The first days of a new business are filled with decisions that can make or break a business. Along with a registration process, starting a new business comes with marketing, logistical, and legal decisions. While the latter may not be at the top of a new small business owner’s checklist, legal decisions can have positive and negative impacts on the health of the business. To avoid the negative consequences, avoid these common legal mistakes that small business owners make when starting a business.
Choosing a business entity without considering options
One of the most important decisions for any new business owner, choosing the business entity, has long-lasting legal and financial implications. There are many options, such as sole proprietorship, a limited liability company (LLC), partnership, and corporation. The type of business entity determines required documentation and tax payments, specifics of the resolution of liability issues, and whether raising money is possible. Choosing the wrong business entity can negatively impact both business and personal finances; contact an experienced business lawyer to determine the best business entity for the specific business situation.
Not drafting a partnership agreement
Entering into a business partnership is a common practice that can come with pitfalls, especially when a formal Partnership Agreement is not drafted. The Partnership Agreement is a legal document that should be drafted by a lawyer and customized for every party involved in the business. The document should include financial details, responsibilities of each partner, and information for a smooth conflict resolution and transition (if a partner wants to leave the business). All these details should be on paper; a verbal agreement or the absence of any Partnership Agreement can lead to serious conflicts and legal situations that could have been prevented.
Neglecting to put deals in writing
Documentation with other parties can feel like another unnecessary step, but actually serves as a protective safeguard. This applies even to subcontractors, which is often a necessary part of running a small business. Before subcontracting any work with other parties, contact an experienced business to draft a Confidentiality Agreement that ensures proprietary information is kept confidential and an Independent Contractor Agreement to put details of the arrangement down on paper.

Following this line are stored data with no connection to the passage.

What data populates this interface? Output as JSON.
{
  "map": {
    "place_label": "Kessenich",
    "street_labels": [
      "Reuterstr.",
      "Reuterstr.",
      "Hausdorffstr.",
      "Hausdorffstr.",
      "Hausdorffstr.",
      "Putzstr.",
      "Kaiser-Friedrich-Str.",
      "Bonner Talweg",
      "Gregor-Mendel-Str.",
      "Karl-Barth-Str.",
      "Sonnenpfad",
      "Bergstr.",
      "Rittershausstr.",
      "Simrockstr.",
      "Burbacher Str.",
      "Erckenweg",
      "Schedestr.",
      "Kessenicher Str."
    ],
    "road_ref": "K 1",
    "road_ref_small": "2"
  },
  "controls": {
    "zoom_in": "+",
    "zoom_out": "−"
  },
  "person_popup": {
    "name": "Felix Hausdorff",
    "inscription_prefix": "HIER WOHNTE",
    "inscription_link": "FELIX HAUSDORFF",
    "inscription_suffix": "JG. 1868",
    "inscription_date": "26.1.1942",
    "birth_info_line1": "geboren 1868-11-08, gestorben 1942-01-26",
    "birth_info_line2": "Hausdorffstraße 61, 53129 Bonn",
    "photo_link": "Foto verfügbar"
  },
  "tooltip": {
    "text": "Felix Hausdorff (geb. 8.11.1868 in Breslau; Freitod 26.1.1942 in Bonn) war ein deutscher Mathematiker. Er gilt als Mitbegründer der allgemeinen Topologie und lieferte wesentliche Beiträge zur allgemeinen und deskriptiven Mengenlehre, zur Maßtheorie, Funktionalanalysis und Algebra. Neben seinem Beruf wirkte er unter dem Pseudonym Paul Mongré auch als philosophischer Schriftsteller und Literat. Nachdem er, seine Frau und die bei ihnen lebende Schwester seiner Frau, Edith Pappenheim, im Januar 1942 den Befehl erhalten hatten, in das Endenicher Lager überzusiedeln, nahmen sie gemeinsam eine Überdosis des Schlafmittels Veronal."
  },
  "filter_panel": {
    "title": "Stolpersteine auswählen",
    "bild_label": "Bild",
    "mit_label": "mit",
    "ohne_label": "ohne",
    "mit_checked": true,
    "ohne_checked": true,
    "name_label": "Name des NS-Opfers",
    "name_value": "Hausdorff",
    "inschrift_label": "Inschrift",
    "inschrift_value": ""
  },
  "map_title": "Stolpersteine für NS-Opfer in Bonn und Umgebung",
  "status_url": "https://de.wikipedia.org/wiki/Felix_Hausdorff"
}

Not establishing a hiring protocol
The hiring process comes with its own set of requirements. Specifically, certain paperwork needs to be obtained and kept on file. A business should also draft an Employee Offer Letter that spells out the details of the job, steps of conflict resolution, and includes any rules or regulations your employees need to be aware of. A few minutes of preparation and research can save a new business owner many headaches now and in the future.